Criteria something like:
- not within or adjacent to an urban (say 50k+ centre)
- near existing infrastructure (highways, rail, the grid)
- not on a major fault line or flood plain
- better than average climate
- reasonably flat topography
- some vague economic base
Start off with the easy bit: this is New Zealand (ex. the Rekohu and the minor outlying islands)...
First we need to ignore any existing urban areas. For arguments sake I've used Stats NZ's "major" and "large" urban areas...
That rules out the red bits...
We also need to take out the bits with existing high levels of access to existing urban areas, so let's remove them too...
Onto existing infra. Starting out with ROADS.
This didn't carve out as much as I'd expect (we have a lot of roads)

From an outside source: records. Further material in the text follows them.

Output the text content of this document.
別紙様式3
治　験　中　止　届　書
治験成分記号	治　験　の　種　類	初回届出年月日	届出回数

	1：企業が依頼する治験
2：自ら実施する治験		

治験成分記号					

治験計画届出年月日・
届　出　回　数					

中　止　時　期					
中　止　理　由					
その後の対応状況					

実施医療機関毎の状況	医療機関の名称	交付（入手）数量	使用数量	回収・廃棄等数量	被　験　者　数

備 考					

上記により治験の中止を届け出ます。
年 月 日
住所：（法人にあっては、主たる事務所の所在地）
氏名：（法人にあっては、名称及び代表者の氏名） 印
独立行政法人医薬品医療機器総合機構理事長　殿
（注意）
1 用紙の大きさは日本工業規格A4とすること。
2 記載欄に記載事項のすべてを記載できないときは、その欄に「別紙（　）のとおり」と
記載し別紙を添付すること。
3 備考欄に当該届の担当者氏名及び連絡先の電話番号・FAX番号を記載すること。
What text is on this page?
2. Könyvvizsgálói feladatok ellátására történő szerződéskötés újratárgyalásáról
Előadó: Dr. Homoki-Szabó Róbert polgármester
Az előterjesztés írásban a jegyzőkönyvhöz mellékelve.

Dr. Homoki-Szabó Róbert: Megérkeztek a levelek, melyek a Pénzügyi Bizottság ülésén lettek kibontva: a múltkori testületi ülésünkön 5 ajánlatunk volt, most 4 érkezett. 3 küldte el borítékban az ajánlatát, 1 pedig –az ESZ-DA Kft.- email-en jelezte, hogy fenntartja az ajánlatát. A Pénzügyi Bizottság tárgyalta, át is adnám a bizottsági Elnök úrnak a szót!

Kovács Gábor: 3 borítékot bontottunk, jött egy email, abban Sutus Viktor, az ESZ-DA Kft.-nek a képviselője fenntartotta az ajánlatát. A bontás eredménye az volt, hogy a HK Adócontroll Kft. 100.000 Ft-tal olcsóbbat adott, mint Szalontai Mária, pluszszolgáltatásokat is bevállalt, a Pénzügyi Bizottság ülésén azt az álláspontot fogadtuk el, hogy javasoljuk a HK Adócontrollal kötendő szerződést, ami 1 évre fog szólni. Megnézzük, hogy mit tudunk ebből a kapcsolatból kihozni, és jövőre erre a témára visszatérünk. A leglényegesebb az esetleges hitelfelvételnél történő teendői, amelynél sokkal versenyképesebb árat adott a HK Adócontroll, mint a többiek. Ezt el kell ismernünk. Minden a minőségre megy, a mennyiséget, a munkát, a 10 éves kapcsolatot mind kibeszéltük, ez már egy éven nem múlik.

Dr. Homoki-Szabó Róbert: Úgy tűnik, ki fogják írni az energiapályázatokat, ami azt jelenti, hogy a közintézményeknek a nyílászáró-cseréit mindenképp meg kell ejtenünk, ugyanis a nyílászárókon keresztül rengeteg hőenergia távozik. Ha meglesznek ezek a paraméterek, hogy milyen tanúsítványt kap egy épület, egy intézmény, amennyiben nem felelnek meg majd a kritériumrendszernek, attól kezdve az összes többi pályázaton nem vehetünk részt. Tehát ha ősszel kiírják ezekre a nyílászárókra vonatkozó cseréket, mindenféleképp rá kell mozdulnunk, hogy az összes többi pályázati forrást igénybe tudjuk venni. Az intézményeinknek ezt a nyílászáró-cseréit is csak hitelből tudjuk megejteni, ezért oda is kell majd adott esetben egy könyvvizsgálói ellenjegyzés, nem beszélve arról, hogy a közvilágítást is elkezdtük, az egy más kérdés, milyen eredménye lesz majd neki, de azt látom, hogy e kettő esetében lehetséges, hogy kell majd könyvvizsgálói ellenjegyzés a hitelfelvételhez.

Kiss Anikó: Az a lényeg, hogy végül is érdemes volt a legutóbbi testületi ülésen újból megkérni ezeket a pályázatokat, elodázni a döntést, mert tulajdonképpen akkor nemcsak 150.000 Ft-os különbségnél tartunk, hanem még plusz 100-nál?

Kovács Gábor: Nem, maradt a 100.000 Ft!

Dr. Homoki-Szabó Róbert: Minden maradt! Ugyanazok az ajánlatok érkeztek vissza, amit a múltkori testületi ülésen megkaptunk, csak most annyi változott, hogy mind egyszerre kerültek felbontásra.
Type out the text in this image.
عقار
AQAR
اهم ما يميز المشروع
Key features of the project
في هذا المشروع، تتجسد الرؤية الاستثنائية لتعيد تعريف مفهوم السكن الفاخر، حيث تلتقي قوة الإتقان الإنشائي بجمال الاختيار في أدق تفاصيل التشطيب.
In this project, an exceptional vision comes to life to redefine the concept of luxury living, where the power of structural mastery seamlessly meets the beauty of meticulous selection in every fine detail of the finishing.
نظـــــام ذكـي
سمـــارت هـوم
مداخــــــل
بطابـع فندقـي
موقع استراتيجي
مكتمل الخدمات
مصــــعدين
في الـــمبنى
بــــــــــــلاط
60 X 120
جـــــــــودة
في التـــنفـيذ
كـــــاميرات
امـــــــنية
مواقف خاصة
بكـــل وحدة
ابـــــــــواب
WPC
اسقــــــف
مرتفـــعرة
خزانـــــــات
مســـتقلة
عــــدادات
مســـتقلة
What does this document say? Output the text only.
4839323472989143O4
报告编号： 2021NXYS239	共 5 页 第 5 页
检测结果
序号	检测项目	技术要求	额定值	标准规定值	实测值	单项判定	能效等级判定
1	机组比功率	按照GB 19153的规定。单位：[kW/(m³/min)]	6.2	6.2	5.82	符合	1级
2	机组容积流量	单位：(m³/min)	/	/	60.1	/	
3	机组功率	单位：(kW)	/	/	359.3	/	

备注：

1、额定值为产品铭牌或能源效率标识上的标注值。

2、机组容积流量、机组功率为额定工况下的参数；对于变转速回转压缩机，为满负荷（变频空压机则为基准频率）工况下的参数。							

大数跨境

Looking at rail next, this further rules out the areas in red. A bigger narrowing down there. Some oddities like novelty rail in Queenstown being counted here but w/e.
This is within 20km of the existing network (roads was the same).
And lastly the national grid. As above, within 20km of the existing network (although I guess technically that should be 20km of an existing grid exit point but too late).
So to recap:
The red areas don't need a new city.
The green areas are where we could plausibly put one based on existing infrastructure.
Next question is "would you want to live there"?
Okay y'all wanna watch most of the country disappear?
Here's everything ruled out for being too close to an active faultline.
Okay gonna have to leave it there for tonight. The floods have defeated me for now. This is still profoundly stupid, but it's also fun.